A raiva e a frustração gravadas no rosto do rei davam a Barbara uma enorme satisfação.
- Dispense o velho tolo! Agora tem outros que poderão dar-lhe melhores conselhos. Manteve
o homem a seu lado durante demasiado tempo, por bondade. É assim que ele lhe dá a paga.
Para sua grande fúria, o rei parecia submerso em tristeza. - Então? – acossou-o ela. – Não é um ator de uma tragédia de Drury Lane. Ordene-lhe que
devolva o Grande Selo de imediato. Há outros mais dignos dessa incumbência.
O rei virou-se, com os olhos escuros a faiscarem de raiva. - Cale-se, mulher impudica. Não é com o chanceler que me preocupo!
O seu olhar fixou-se com ressentimento em Frances, que se havia instalado discretamente na
outra ponta da longa mesa, com a rainha entre eles como medida de segurança.

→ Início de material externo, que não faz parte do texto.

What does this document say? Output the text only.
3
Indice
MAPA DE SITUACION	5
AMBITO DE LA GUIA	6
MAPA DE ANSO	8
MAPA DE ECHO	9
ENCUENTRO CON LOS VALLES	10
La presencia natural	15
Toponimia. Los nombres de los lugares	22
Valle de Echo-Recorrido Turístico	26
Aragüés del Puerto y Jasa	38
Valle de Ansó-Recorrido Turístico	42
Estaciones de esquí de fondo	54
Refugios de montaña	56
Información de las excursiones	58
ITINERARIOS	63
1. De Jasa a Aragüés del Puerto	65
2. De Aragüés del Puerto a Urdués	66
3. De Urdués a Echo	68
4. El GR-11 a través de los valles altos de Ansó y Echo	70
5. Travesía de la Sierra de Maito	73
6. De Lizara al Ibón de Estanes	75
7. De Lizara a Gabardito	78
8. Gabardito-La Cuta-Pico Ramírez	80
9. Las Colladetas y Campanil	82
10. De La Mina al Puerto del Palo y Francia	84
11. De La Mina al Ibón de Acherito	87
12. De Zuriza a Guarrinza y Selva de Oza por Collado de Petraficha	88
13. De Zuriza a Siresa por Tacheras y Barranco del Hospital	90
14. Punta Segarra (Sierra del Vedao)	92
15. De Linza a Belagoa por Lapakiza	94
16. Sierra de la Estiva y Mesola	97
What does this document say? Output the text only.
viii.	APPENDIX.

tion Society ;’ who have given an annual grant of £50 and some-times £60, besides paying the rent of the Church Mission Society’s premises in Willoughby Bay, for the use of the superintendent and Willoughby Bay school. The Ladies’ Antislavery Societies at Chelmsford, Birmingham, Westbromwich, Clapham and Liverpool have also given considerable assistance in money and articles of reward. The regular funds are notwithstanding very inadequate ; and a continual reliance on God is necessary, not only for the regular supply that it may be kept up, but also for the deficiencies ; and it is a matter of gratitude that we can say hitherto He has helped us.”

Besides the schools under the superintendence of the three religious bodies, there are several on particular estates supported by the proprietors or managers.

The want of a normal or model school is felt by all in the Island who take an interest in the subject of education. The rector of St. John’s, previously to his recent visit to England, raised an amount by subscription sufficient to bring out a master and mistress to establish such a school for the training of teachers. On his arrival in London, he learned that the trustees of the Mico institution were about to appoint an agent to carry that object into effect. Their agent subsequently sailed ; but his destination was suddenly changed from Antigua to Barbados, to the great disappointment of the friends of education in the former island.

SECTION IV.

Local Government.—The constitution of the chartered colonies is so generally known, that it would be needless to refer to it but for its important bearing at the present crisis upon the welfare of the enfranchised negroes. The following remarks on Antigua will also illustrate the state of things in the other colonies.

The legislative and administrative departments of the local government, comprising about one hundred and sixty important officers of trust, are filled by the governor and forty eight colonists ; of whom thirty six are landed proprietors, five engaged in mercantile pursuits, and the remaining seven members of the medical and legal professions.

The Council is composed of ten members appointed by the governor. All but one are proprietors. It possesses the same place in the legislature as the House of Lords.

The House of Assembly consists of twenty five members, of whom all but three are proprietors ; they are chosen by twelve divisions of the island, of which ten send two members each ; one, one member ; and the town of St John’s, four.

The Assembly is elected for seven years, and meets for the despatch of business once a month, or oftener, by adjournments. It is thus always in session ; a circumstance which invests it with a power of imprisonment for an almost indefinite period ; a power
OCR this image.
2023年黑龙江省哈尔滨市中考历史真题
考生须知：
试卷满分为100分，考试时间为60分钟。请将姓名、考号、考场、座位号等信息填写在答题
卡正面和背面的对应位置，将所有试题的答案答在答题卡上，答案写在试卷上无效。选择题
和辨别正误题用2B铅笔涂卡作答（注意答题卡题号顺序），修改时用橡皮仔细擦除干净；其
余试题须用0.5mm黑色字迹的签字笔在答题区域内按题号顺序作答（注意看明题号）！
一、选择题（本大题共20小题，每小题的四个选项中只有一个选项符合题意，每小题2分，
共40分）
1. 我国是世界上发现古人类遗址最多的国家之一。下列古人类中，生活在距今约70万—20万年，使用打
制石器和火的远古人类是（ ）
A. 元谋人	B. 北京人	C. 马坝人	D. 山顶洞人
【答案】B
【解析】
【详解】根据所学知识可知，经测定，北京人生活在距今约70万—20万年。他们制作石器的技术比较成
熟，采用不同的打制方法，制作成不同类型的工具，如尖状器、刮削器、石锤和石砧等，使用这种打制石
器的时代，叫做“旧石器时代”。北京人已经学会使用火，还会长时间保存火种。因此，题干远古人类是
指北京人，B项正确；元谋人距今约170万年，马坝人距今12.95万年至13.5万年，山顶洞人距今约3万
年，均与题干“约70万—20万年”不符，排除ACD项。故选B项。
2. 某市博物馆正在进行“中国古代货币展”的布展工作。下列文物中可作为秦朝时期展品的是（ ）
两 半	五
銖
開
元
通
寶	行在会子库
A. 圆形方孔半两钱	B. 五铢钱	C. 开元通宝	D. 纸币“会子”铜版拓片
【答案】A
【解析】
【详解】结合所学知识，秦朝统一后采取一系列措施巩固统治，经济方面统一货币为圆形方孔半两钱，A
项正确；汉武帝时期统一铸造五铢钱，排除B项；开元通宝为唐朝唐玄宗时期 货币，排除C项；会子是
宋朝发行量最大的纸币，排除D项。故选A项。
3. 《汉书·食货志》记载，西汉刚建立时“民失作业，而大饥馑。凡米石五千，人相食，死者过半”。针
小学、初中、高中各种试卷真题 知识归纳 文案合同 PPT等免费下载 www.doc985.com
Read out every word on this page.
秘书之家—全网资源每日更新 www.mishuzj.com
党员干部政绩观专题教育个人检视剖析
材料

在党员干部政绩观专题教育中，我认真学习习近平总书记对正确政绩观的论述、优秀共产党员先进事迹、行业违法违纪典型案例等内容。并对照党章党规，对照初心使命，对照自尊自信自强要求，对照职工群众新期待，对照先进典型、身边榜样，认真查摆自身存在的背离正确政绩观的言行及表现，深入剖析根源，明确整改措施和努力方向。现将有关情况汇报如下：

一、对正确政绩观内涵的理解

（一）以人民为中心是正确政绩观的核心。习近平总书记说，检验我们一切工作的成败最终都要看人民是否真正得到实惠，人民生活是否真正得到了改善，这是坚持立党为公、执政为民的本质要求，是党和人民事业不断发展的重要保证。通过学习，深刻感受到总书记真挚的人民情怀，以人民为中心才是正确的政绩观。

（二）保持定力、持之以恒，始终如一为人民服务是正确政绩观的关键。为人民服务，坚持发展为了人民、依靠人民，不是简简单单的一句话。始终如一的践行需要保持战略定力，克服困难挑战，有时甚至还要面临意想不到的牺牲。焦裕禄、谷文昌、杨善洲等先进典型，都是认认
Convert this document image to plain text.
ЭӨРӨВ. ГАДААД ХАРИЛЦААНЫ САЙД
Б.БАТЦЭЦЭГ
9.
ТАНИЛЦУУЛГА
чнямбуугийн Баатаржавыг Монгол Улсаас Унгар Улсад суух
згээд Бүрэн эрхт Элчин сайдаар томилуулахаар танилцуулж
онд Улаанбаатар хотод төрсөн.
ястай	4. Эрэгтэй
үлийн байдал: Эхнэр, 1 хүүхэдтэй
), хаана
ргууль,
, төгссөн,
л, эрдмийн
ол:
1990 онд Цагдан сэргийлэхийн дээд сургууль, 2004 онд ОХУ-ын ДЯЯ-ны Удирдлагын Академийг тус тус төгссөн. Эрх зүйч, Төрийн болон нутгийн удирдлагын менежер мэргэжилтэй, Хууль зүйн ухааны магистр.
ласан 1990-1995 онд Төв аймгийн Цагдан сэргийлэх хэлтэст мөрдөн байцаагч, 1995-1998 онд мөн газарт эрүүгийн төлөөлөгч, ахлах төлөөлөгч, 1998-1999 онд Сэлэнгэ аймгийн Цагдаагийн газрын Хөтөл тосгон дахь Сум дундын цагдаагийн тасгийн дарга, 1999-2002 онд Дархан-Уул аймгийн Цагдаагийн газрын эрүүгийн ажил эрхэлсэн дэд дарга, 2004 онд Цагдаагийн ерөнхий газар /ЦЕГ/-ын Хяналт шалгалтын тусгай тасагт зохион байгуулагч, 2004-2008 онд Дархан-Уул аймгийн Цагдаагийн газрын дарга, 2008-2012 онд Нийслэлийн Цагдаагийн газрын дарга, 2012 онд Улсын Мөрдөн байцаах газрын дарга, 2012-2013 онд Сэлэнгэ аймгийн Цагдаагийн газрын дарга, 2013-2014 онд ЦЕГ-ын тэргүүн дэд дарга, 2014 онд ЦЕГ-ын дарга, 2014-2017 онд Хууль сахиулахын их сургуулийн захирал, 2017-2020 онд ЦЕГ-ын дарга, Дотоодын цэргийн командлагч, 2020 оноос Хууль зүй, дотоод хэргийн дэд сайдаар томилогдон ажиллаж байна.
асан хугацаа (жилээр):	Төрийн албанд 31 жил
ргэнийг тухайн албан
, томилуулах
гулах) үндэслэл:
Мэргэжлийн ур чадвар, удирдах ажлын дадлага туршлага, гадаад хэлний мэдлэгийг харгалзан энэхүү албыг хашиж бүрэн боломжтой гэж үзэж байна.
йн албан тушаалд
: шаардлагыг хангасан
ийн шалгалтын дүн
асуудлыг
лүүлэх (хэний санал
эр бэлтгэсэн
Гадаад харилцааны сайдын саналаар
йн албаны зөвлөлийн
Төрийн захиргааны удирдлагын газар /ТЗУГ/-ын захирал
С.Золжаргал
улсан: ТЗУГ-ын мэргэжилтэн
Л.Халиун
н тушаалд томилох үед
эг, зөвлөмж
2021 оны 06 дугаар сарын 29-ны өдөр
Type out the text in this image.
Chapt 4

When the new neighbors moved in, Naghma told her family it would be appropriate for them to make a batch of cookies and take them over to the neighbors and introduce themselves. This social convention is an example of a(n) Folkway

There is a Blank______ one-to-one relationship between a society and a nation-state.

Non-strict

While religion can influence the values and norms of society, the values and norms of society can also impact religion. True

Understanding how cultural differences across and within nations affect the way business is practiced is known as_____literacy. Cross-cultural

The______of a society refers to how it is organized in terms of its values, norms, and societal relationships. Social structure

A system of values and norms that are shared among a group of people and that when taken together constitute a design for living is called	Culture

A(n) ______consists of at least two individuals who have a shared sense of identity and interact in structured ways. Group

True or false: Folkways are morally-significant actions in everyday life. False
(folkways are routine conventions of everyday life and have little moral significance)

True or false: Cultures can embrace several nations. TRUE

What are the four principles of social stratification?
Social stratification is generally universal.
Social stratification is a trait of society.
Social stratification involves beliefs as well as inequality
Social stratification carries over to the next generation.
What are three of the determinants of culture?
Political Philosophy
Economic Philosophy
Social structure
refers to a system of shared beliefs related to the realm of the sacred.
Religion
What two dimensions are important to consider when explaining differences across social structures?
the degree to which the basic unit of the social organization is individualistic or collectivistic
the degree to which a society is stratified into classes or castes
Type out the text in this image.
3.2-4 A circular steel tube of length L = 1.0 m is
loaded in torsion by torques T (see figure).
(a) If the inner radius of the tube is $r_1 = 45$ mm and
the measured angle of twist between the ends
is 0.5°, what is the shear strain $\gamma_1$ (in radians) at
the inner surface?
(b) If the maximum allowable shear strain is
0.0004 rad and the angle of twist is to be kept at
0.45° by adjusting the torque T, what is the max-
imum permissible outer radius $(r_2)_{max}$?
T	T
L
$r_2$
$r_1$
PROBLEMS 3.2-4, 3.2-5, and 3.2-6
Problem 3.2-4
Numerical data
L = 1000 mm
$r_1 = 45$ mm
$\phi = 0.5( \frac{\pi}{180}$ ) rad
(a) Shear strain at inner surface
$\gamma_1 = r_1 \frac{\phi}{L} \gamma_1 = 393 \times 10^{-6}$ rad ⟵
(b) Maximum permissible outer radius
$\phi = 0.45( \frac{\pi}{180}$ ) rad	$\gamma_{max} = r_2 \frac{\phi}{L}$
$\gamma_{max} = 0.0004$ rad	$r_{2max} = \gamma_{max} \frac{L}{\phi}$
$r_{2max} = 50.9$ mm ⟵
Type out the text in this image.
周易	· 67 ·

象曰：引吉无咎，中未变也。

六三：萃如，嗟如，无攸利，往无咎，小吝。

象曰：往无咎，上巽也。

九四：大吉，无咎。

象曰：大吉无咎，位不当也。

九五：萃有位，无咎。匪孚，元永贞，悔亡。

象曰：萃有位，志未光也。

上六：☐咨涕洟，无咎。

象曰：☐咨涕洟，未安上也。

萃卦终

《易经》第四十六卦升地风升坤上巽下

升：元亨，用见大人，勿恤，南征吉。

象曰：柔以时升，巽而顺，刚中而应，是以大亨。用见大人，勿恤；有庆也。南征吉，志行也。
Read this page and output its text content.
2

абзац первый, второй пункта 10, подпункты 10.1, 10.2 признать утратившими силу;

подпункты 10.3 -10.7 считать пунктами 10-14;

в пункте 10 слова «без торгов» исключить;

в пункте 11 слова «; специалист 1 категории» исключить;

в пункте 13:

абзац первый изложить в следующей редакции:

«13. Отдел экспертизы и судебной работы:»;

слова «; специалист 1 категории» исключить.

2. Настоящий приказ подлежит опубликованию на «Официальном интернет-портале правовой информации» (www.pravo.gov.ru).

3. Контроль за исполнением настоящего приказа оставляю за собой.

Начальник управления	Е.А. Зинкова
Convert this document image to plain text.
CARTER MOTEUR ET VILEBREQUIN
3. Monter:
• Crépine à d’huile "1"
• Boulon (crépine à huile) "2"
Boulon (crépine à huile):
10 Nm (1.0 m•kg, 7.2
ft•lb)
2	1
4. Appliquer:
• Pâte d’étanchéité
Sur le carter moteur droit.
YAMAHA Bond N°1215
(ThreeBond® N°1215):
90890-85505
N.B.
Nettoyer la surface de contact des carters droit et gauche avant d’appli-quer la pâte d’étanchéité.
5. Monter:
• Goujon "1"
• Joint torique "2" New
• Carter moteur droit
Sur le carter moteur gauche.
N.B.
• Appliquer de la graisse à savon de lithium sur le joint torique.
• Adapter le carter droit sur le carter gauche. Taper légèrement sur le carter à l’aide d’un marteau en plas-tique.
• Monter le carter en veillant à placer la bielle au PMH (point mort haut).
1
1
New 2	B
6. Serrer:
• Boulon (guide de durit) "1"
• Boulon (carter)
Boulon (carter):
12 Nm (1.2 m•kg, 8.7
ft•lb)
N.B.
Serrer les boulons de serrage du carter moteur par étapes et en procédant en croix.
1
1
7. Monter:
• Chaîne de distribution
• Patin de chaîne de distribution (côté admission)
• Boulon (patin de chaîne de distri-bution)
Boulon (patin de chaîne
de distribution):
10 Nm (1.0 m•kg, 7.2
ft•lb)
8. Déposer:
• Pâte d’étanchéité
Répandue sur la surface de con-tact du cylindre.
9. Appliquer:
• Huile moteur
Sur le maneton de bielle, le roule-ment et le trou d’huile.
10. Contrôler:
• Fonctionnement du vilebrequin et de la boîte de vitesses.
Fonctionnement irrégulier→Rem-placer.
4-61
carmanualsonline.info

Barbara encolheu-se perante o tom dele como se tivesse sido agredida. Como poderia ele
ainda suspirar por aquela pequena cabra quando ela o tratava assim? - Haja música! – ordenou a rainha Catarina, percebendo que o ambiente à sua volta precisava
de ser aligeirado. – Cantem-nos algumas baladas francesas melodiosas.
Um menino de cabelo louro surgiu no palanque ao lado dela e cantou como um anjo, numa voz
pura que se elevava como uma cotovia a voar em direção ao sol.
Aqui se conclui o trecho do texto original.